Question about visibility
N6ghost
n6ghost at gmail.com
Sun Oct 21 19:32:06 UTC 2018
On Thu, 11 Oct 2018 15:39:55 -0400
Barry Margolin <barmar at alum.mit.edu> wrote:
> In article <mailman.671.1539286015.803.bind-users at lists.isc.org>,
> Dennis Clarke <dclarke at blastwave.org> wrote:
>
> > On 10/11/2018 03:21 PM, Leonardo Rodrigues wrote:
> > > Em 11/10/18 16:13, Barry Margolin escreveu:
> > >>
> > >> If you accidentally, or someone else intentionally, create a
> > >> link to the site that uses the IP and put it on a web page that
> > >> Google can get to, it will probably find the page.
> > >>
> > >>
> > >
> > > robots.txt, on your website root, is your friend. Simply
> > > deny web crawling on it, and you're (probably) done.
> > >
> >
> > If you believe robots.txt means anything at all.
>
> Google is known to obey it, and the question was about avoiding
> getting your site indexed by Google.
>
> Of course, that doesn't mean someone won't find the site on their
> own. If the link to it is on some other page that isn't blocked by
> robots.txt, someone might stuble across that page and then click on
> the link.
>
> But if you're mainly worried about someone googling the words that
> are on your website and Google sending them to the development
> version instead of the production version, you're pretty safe.
>
> Actually, DNS has very little impact on this at all.

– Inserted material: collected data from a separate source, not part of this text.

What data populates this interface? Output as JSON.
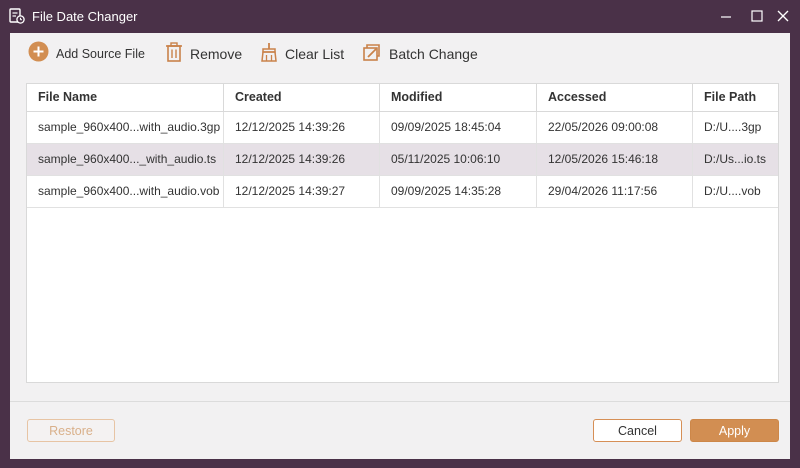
{
  "window": {
    "title": "File Date Changer"
  },
  "toolbar": {
    "add_label": "Add Source File",
    "remove_label": "Remove",
    "clear_label": "Clear List",
    "batch_label": "Batch Change"
  },
  "table": {
    "columns": [
      "File Name",
      "Created",
      "Modified",
      "Accessed",
      "File Path"
    ],
    "rows": [
      {
        "name": "sample_960x400...with_audio.3gp",
        "created": "12/12/2025 14:39:26",
        "modified": "09/09/2025 18:45:04",
        "accessed": "22/05/2026 09:00:08",
        "path": "D:/U....3gp"
      },
      {
        "name": "sample_960x400..._with_audio.ts",
        "created": "12/12/2025 14:39:26",
        "modified": "05/11/2025 10:06:10",
        "accessed": "12/05/2026 15:46:18",
        "path": "D:/Us...io.ts"
      },
      {
        "name": "sample_960x400...with_audio.vob",
        "created": "12/12/2025 14:39:27",
        "modified": "09/09/2025 14:35:28",
        "accessed": "29/04/2026 11:17:56",
        "path": "D:/U....vob"
      }
    ],
    "selected_row": 1
  },
  "footer": {
    "restore_label": "Restore",
    "cancel_label": "Cancel",
    "apply_label": "Apply"
  },
  "colors": {
    "accent": "#d28e52",
    "titlebar": "#4a3148",
    "selected_row": "#e6e0e6"
  },
  "icons": [
    "app-icon",
    "minimize-icon",
    "maximize-icon",
    "close-icon",
    "add-circle-icon",
    "trash-icon",
    "broom-icon",
    "batch-edit-icon"
  ]
}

AFAIK, Google
> doesn't crawl DNS, it just crawls web pages and follows links. My
> company's development server is in DNS, and it's not firewalled (we
> all work from our homes, there's no company network to restrict
> access with), but I've never heard of anyone accidentally being
> directed there by Google, because we don't publish links to this
> server.
>
robot.txt is suppose to govern whats indexed... not sure how well its
followed nowadays but thats the process for it.